Worst-Case Behaviour and Pathologies¶

Thundering herd¶

When Unlock wakes one waiter (normal mode), only that waiter is unparked. There's no thundering herd — the runtime is intentional about waking just enough.

Convoying¶

A short critical section under heavy load can produce a "convoy": every goroutine queues, gets handed the lock, runs, releases, and the next goroutine immediately takes its place. Throughput becomes serialised. The cure is to reduce contention (sharding, atomics) or to allow more parallelism (RWMutex if reads dominate).

Priority inversion¶

Less of an issue in user-space goroutines because Go has no goroutine priorities. In kernel mutexes, priority inversion (low-priority holder, high-priority waiter, medium running) can be a concern. With Go, all goroutines are equal in the scheduler's eyes.

Lock spinning livelock¶

If two goroutines repeatedly spin and one keeps barging ahead, the parked waiter could starve in normal mode. The 1ms threshold for starvation mode prevents indefinite starvation but allows up to 1ms of unfairness.
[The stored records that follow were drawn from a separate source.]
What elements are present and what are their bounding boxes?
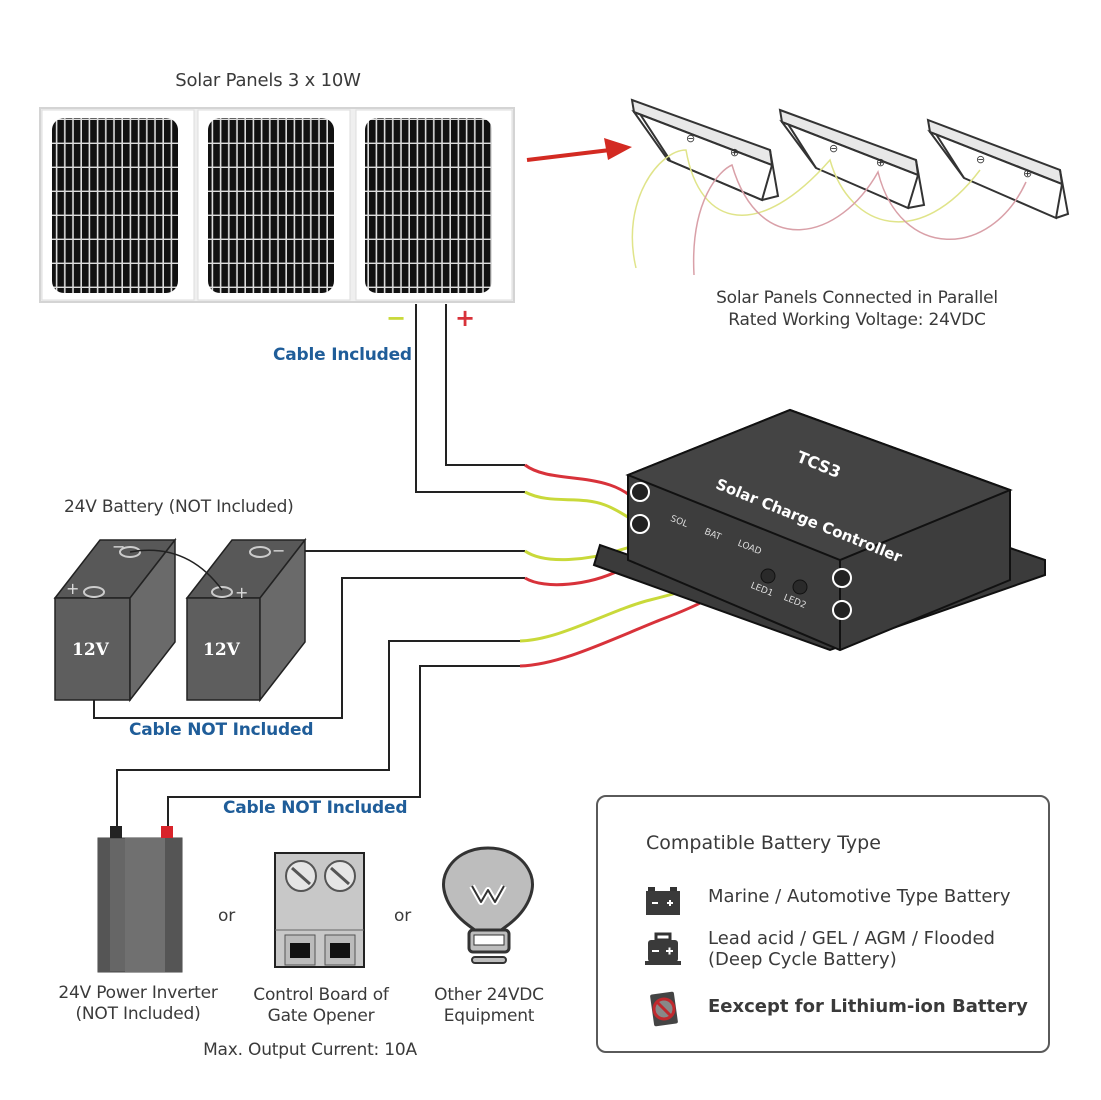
legend-item-lead-acid: Lead acid / GEL / AGM / Flooded (Deep Cy…	[708, 928, 995, 970]
svg-text:+: +	[66, 579, 79, 598]
parallel-caption-line2: Rated Working Voltage: 24VDC	[728, 310, 986, 330]
svg-text:⊖: ⊖	[686, 132, 695, 145]
svg-text:−: −	[112, 537, 125, 556]
charge-controller	[592, 408, 1046, 652]
tilted-panel-2: ⊖ ⊕	[778, 108, 926, 210]
battery-cable-note: Cable NOT Included	[129, 720, 314, 740]
load-cable-note: Cable NOT Included	[223, 798, 408, 818]
svg-text:⊕: ⊕	[1023, 167, 1032, 180]
or-separator-2: or	[394, 906, 411, 926]
svg-text:−: −	[272, 541, 285, 560]
legend-title: Compatible Battery Type	[646, 832, 881, 854]
deep-cycle-battery-icon	[645, 932, 681, 965]
other-equipment-label-line1: Other 24VDC	[434, 985, 544, 1005]
arrow-icon	[526, 138, 632, 162]
light-bulb-icon	[442, 846, 534, 964]
legend-item-lithium-exception: Eexcept for Lithium-ion Battery	[708, 996, 1028, 1017]
solar-panel-3	[355, 109, 513, 301]
solar-panel-array	[39, 107, 515, 303]
svg-text:⊖: ⊖	[829, 142, 838, 155]
parallel-caption-line1: Solar Panels Connected in Parallel	[716, 288, 998, 308]
panel-negative-label: −	[386, 304, 406, 332]
battery-cell-1	[53, 537, 177, 703]
inverter-label-line1: 24V Power Inverter	[58, 983, 218, 1003]
gate-opener-label-line1: Control Board of	[253, 985, 389, 1005]
gate-opener-label-line2: Gate Opener	[267, 1006, 375, 1026]
svg-text:⊖: ⊖	[976, 153, 985, 166]
or-separator-1: or	[218, 906, 235, 926]
terminal-block-icon	[274, 852, 365, 968]
inverter-icon	[97, 826, 183, 973]
no-lithium-battery-icon	[650, 991, 678, 1027]
solar-panel-2	[197, 109, 351, 301]
cable-included-label: Cable Included	[273, 345, 412, 365]
svg-text:+: +	[235, 583, 248, 602]
solar-panel-1	[41, 109, 195, 301]
tilted-panel-1: ⊖ ⊕	[630, 98, 780, 202]
solar-panels-title: Solar Panels 3 x 10W	[175, 70, 361, 91]
inverter-label-line2: (NOT Included)	[75, 1004, 201, 1024]
battery-pack: + − + −	[53, 537, 307, 703]
led1-indicator	[760, 568, 776, 584]
max-output-current: Max. Output Current: 10A	[203, 1040, 417, 1060]
tilted-panel-3: ⊖ ⊕	[926, 118, 1070, 220]
parallel-wires	[631, 149, 1027, 276]
svg-text:⊕: ⊕	[730, 146, 739, 159]
compatible-battery-legend: Compatible Battery Type Marine / Automot…	[596, 795, 1050, 1053]
car-battery-icon	[646, 887, 680, 915]
svg-text:⊕: ⊕	[876, 156, 885, 169]
led2-indicator	[792, 579, 808, 595]
legend-item-marine: Marine / Automotive Type Battery	[708, 886, 1011, 907]
series-jumper	[129, 549, 223, 591]
legend-item-lead-acid-line1: Lead acid / GEL / AGM / Flooded	[708, 928, 995, 949]
panel-cables	[415, 304, 525, 493]
parallel-panels: ⊖ ⊕ ⊖ ⊕ ⊖ ⊕	[630, 98, 1070, 220]
battery-cell-1-voltage: 12V	[72, 640, 109, 660]
panel-positive-label: +	[455, 304, 475, 332]
load-cables	[116, 640, 520, 830]
battery-title: 24V Battery (NOT Included)	[64, 497, 294, 517]
legend-item-lead-acid-line2: (Deep Cycle Battery)	[708, 949, 897, 970]
battery-cell-2-voltage: 12V	[203, 640, 240, 660]
other-equipment-label-line2: Equipment	[443, 1006, 535, 1026]
screw-icon	[630, 482, 852, 620]
battery-cell-2	[185, 537, 307, 703]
If two unrelated mutexes share a cache line, a write to one invalidates the cache line for the other, slowing both. Pad mutex-bearing structs to 64 bytes (_ [64]byte field) or place hot mutexes far apart in memory.

Summary¶

sync.Mutex is 8 bytes of state and a small amount of state-machine logic. Most calls take ~25ns and never touch the kernel. Under contention, Go's runtime adaptively spins, parks, and prefers throughput unless a waiter has waited > 1ms — then it switches to strict FIFO to bound latency. sync.RWMutex uses a writer mutex plus two semaphores and counter pairs to coordinate readers and writers.

The runtime guarantees the Go Memory Model: writes before Unlock are visible after the next Lock. This is the foundation everything else builds on.

You don't need to know any of this to write correct Go. But when you read a stack trace dropping into runtime.semacquire, or see "sync: unlock of unlocked mutex" in production, this knowledge tells you exactly what the runtime is doing and why.